Granting Relief to Caregivers: Hospice of the Valley wins Grant Money
By Kent Berk on August 6th, 2014 in ARIZONA, Elder Law
As elder law attorneys, the staff and lawyers of Berk Law Group, P.C. understand the toll that caregivers may experience taking care of patients with dementia or Alzheimer’s. Many caregivers are willing family members with no formal training or medical backgrounds. Often, when a family member does have medical experience they are expected to drop paying work in order to remain actively participating in the care of an elderly, chronically ill, or otherwise vulnerable adult.

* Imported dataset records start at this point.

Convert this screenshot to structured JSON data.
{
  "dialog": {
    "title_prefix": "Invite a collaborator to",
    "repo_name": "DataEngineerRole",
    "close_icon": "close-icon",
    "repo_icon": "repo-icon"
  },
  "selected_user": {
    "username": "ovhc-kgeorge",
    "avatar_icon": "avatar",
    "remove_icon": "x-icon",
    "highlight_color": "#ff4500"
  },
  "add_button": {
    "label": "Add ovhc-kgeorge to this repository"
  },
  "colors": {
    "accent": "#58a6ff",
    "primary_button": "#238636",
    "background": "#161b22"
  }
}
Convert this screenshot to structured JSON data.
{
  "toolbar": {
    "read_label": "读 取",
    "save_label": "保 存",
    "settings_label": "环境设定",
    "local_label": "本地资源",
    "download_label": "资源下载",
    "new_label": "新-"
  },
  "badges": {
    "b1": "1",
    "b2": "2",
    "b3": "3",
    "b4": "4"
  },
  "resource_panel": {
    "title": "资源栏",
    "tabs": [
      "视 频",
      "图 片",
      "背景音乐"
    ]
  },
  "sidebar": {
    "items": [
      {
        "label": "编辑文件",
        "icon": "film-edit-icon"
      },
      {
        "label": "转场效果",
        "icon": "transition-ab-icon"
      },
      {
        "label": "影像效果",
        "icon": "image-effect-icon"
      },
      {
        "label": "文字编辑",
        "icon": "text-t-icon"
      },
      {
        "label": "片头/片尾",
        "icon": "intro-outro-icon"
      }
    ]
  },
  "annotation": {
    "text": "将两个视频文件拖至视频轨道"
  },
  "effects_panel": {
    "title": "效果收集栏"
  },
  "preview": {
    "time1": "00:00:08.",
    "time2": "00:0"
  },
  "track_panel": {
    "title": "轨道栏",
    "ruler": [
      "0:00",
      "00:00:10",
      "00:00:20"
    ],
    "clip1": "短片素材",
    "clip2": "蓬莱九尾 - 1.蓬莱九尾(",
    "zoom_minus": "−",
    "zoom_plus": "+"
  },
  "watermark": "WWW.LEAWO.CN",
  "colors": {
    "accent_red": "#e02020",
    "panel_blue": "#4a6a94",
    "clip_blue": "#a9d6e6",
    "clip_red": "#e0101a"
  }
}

Caregivers who are able to stay at home with the patient provide a special kind of care, especially when the patient suffers from dementia. According to the Alzheimer’s Association, the impact that caring for someone with dementia has on caregivers heavily affects the caregiver in many areas, including finances, emotional resilience, and overall well-being. “Due to the physical and emotional burden of caregiving, Alzheimer’s and dementia caregivers had $9.3 billion in additional health care costs of their own in 2013. Nearly 60 percent of Alzheimer’s and dementia caregivers rate the emotional stress of caregiving as high or very high, and more than one-third report symptoms of depression.”
For these reasons, the announcement that Hospice of the Valley located in Phoenix was recently awarded a $110,000 grant to assist caregivers was very welcome news.
This article explains more about how the grant will be applied at Hospice of the Valley’s Palliative Care department. The “Mindfulness Based Stress Reduction” study is aimed at “support(ing) the caregiver so the person with dementia can stay as long as possible at home — an environment that is far more therapeutic and less costly than a nursing facility or hospital.”
Awarding this size of a grant to improving the quality of life for caregivers will hopefully allow those caring for our elders to continue providing the best possible care. The aging population continues to grow, and as such, will continue to need stable caregivers. Finding out how to reduce stress and anxiety can only translate to a healthier aging process, something that the elder law community supports wholeheartedly.
If you are a caregiver experiencing substantial stress and anxiety in your role, please reach out for the support you need. The Area Agency on Aging provides a list of locations throughout the state where support groups meet.